Multiply the identity matrix by a variable. An identity matrix is a matrix that has 1s along its diagonal from the upper left-hand corner to the lower right-hand corner and 0s everywhere else. The identity matrix's function is that it can be multiplied to a matrix and will result in that matrix as an answer. For example, for 2x2 matrices, the first matrix has the values 1 and 2 in its top rows, and 2 and 0 in its bottom row. The product of multiplying an identity matrix to this matrix will result in having the same values in the same positions: 1 and 2 will be in the top row still, and 2 and 0 will be in the bottom row. Any variable will suffice since this is to just give structure to the polynomial.

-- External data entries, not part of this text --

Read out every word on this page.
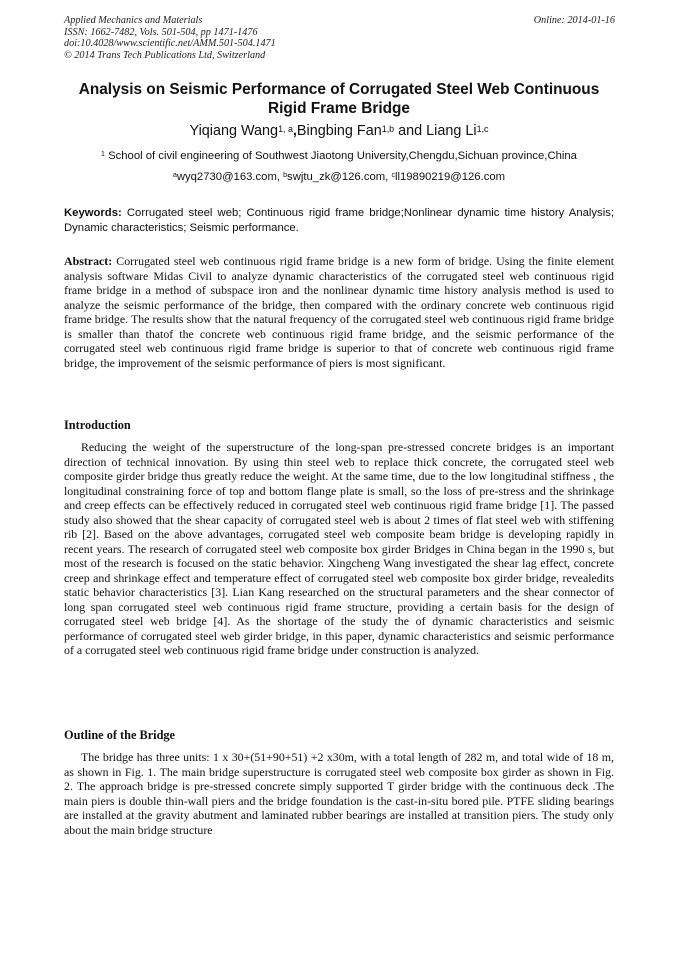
Applied Mechanics and Materials
ISSN: 1662-7482, Vols. 501-504, pp 1471-1476
doi:10.4028/www.scientific.net/AMM.501-504.1471
© 2014 Trans Tech Publications Ltd, Switzerland
Online: 2014-01-16
Analysis on Seismic Performance of Corrugated Steel Web Continuous Rigid Frame Bridge
Yiqiang Wang$^{1, a}$,Bingbing Fan$^{1,b}$ and Liang Li$^{1,c}$
$^1$ School of civil engineering of Southwest Jiaotong University,Chengdu,Sichuan province,China
$^a$wyq2730@163.com, $^b$swjtu_zk@126.com, $^c$ll19890219@126.com
Keywords: Corrugated steel web; Continuous rigid frame bridge;Nonlinear dynamic time history Analysis; Dynamic characteristics; Seismic performance.
Abstract: Corrugated steel web continuous rigid frame bridge is a new form of bridge. Using the finite element analysis software Midas Civil to analyze dynamic characteristics of the corrugated steel web continuous rigid frame bridge in a method of subspace iron and the nonlinear dynamic time history analysis method is used to analyze the seismic performance of the bridge, then compared with the ordinary concrete web continuous rigid frame bridge. The results show that the natural frequency of the corrugated steel web continuous rigid frame bridge is smaller than thatof the concrete web continuous rigid frame bridge, and the seismic performance of the corrugated steel web continuous rigid frame bridge is superior to that of concrete web continuous rigid frame bridge, the improvement of the seismic performance of piers is most significant.
Introduction
Reducing the weight of the superstructure of the long-span pre-stressed concrete bridges is an important direction of technical innovation. By using thin steel web to replace thick concrete, the corrugated steel web composite girder bridge thus greatly reduce the weight. At the same time, due to the low longitudinal stiffness , the longitudinal constraining force of top and bottom flange plate is small, so the loss of pre-stress and the shrinkage and creep effects can be effectively reduced in corrugated steel web continuous rigid frame bridge [1]. The passed study also showed that the shear capacity of corrugated steel web is about 2 times of flat steel web with stiffening rib [2]. Based on the above advantages, corrugated steel web composite beam bridge is developing rapidly in recent years. The research of corrugated steel web composite box girder Bridges in China began in the 1990 s, but most of the research is focused on the static behavior. Xingcheng Wang investigated the shear lag effect, concrete creep and shrinkage effect and temperature effect of corrugated steel web composite box girder bridge, revealedits static behavior characteristics [3]. Lian Kang researched on the structural parameters and the shear connector of long span corrugated steel web continuous rigid frame structure, providing a certain basis for the design of corrugated steel web bridge [4]. As the shortage of the study the of dynamic characteristics and seismic performance of corrugated steel web girder bridge, in this paper, dynamic characteristics and seismic performance of a corrugated steel web continuous rigid frame bridge under construction is analyzed.
Outline of the Bridge
The bridge has three units: 1 x 30+(51+90+51) +2 x30m, with a total length of 282 m, and total wide of 18 m, as shown in Fig. 1. The main bridge superstructure is corrugated steel web composite box girder as shown in Fig. 2. The approach bridge is pre-stressed concrete simply supported T girder bridge with the continuous deck .The main piers is double thin-wall piers and the bridge foundation is the cast-in-situ bored pile. PTFE sliding bearings are installed at the gravity abutment and laminated rubber bearings are installed at transition piers. The study only about the main bridge structure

Subtract the original matrix from the identity matrix. For example, if x was chosen for the variable, then the identity matrix will read x and 0 in the top row and 0 and x in the bottom row. Subtracting the example matrix of 1 and 2 in the top row and 2 and 0 in the bottom row will yield the terms x-1 and -2 in the top row and -2 and x in the bottom row.
Find the determinate of the new matrix. For a 2x2 matrix, find the product of the first and fourth terms and the product of the second and third terms. Subtract the second/third product from the first/fourth one. Multiplying the first term of x-1 by the fourth term of x will yield the term x2 (x squared)-x and multiplying the second term of -2 by the third term of -2 will result in 4. Subtract 4 from x2-x.
Organize the terms from greatest power to least. The equation will read " x2-x-4." This is the characteristic polynomial.